Review Me Twice: Can You Ever Forgive Me by Lee Israel



So, in theory, I should really dislike this woman.  I mean, she made money for years off of imitating the letters that other writers wrote.  When her writing career took a nose dive, she started drafting up a litany of fake letters, supposedly written by a whole lot of dead people, but were really just her creations based off of real letters that she read in libraries.  (And, to be fair... I DO kind of hate her because she got a slap on the wrist and she's not even sorry.)

And when her fakes were starting to get exposed, she started STEALING the real copies & replacing them with fakes.

Terrible.  Absolutely terrible.

And yet... you can't help feel that she had an inordinate amount of FUN writing these people... these characters, really, because that's what they were.  They were characters.  It was like the earliest form of fan fiction.  And while she greatly regrets the fact that she stole the originals (which, to her knowledge, have all been returned to their respective libraries), she mentions that she can't help but love those years she was forging letters.

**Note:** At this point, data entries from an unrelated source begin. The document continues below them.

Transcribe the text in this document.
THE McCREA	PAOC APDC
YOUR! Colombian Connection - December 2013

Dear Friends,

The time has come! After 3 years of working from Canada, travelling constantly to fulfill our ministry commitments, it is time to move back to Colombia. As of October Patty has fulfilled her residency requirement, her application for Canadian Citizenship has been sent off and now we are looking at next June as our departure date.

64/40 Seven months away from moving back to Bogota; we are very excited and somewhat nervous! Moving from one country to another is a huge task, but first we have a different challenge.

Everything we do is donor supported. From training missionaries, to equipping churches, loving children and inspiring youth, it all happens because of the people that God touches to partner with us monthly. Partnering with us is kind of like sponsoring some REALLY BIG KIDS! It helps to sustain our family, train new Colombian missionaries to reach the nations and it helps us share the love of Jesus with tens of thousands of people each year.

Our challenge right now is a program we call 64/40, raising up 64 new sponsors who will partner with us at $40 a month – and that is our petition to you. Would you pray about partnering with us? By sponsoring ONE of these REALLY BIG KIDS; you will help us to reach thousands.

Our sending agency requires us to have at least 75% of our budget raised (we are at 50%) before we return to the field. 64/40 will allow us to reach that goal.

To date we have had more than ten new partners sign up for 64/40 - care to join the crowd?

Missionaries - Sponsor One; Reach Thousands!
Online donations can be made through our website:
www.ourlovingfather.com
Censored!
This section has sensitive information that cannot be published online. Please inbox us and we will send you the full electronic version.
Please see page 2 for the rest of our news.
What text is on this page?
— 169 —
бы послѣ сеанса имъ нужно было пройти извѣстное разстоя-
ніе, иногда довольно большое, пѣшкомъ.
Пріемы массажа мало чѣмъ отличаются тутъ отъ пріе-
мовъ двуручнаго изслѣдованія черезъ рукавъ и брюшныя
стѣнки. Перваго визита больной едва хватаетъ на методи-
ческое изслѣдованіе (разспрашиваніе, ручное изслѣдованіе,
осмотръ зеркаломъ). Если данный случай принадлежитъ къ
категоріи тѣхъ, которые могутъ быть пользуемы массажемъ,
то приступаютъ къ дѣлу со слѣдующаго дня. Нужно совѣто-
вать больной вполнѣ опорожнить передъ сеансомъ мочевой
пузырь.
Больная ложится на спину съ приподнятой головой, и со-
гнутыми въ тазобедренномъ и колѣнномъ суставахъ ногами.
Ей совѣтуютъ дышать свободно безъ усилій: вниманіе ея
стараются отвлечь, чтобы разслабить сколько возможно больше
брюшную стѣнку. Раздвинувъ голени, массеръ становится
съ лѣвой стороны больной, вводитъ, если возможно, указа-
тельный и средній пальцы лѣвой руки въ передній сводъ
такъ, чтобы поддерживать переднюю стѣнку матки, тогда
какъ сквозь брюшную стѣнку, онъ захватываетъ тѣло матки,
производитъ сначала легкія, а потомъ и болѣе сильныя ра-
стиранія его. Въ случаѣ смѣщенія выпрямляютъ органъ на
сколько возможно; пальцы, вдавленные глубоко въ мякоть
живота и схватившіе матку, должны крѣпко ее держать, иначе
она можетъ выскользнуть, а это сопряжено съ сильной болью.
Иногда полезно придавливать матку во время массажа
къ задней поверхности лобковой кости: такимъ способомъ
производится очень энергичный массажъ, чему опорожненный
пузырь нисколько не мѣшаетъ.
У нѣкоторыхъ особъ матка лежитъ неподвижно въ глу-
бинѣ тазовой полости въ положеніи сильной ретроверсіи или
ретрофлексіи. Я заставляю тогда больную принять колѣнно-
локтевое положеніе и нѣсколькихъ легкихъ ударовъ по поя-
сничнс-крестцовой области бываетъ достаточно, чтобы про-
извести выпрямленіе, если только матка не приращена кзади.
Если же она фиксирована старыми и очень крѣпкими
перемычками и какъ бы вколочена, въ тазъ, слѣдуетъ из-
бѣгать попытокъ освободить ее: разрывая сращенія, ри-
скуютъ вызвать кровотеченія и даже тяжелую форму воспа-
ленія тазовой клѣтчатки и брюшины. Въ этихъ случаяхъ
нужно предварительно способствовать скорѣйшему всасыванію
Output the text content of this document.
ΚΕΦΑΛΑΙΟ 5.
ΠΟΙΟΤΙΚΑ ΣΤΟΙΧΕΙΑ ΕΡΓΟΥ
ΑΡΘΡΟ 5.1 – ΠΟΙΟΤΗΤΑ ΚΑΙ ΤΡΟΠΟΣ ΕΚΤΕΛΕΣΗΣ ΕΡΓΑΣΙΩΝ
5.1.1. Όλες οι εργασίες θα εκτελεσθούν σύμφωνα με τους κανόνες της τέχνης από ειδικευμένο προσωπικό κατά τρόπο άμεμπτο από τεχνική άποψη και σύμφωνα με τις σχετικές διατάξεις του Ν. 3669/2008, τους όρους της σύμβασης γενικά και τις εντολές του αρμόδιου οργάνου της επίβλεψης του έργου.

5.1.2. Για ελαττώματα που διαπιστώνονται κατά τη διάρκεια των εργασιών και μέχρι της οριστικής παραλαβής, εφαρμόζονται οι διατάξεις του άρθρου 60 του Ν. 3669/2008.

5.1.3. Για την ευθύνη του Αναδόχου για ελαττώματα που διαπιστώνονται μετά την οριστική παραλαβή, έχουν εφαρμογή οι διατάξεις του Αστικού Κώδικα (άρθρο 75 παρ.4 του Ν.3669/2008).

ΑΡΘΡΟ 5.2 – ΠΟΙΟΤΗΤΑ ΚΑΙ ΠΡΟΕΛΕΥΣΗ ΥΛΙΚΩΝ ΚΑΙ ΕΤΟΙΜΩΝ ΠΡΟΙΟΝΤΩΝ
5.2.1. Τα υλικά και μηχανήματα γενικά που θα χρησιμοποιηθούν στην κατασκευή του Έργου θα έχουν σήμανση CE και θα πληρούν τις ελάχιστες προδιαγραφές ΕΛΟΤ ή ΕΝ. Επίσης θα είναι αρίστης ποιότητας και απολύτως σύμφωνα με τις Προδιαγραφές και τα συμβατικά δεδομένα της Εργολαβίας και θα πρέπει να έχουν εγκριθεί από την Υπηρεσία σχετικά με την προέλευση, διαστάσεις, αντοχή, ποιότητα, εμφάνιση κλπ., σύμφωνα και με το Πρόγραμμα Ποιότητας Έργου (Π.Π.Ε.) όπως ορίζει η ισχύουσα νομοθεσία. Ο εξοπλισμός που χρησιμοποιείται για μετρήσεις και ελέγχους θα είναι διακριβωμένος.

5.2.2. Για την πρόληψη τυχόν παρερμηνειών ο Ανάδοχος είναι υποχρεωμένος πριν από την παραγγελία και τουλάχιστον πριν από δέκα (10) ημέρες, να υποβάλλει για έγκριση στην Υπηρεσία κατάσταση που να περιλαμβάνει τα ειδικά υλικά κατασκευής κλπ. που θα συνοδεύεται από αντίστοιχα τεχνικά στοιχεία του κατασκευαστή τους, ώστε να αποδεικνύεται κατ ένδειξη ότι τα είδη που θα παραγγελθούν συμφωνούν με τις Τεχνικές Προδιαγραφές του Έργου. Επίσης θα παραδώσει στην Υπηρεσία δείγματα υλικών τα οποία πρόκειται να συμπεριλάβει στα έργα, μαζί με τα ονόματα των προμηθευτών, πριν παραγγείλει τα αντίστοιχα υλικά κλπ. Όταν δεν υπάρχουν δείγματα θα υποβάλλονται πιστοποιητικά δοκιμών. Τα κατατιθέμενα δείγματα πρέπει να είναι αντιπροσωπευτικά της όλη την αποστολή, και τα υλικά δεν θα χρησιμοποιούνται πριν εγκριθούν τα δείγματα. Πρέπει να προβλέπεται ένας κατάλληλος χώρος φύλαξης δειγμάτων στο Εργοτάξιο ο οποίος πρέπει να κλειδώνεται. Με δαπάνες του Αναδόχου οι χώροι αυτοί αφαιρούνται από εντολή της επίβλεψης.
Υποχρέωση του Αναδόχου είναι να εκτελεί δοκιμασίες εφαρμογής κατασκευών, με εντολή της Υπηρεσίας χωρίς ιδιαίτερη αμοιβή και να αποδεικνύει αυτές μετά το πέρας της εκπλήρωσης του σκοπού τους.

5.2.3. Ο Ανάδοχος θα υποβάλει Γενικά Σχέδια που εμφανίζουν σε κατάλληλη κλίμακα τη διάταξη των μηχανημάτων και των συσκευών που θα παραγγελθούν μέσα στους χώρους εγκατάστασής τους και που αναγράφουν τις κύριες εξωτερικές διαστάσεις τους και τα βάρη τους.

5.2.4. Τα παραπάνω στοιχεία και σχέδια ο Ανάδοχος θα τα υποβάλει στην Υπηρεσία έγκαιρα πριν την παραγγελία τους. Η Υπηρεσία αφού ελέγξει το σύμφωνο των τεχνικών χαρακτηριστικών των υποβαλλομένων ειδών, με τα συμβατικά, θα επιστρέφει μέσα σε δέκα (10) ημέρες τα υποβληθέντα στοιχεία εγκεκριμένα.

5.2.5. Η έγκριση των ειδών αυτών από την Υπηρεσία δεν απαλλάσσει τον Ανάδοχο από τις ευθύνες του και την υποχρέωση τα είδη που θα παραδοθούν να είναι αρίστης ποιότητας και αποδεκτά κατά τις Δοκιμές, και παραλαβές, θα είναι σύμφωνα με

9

It's a fast and interesting read.  It gets right into the nitty-gritty; not a lot of preamble with Ms. Israel.  I kind of liked that.  I didn't really have to wait to find out what happened and what she did.  However, I also realize that her writing style is not going to be everyone's cup of tea.

My Bottom Line 3 1/2 out of 5

Do you know any of those people who name-drop like crazy, thinking it makes them sound important even though you don't recognize more than half the names they're saying? Or maybe you've met someone who expects you to know who they are, or know things about them based solely on their name, except you don't know who they are, and they won't offer up any information about themselves that might help you figure it out? Ooh, I know... perhaps there's someone you know who gets in trouble for something, and even though they claim to know that what they did was wrong, and they might even say they deserved to get caught, they still say their punishment was BS and they have a generally blase attitude about the whole process of serving justice?

That's how I feel about Lee Israel. When I first heard about the book and read a summary, I thought, "Wow, this should be really interesting... she did all these great forgeries, got caught, and learned her lesson, and now she's writing about it." And then I read the book.

I understand that there are some people, like Estee Lauder and Bette Davis, that should need no introduction. But I can count at least twenty names in the first dozen pages that I don't recognize (and therefore don't care about). I can only assume that Israel is writing this book for the very narrow audience of the people she directly impacted with her crimes.

And the way she talks about why she committed forgery, how she got caught, and what it was like being punished for her crimes, it makes me feel like the title is sarcastic. "Oh, could you ever forgive me for committing such horrible crimes that totally weren't as bad as everyone made them out to be?" Maybe I'm misreading the tone, but that's what I'm walking away with.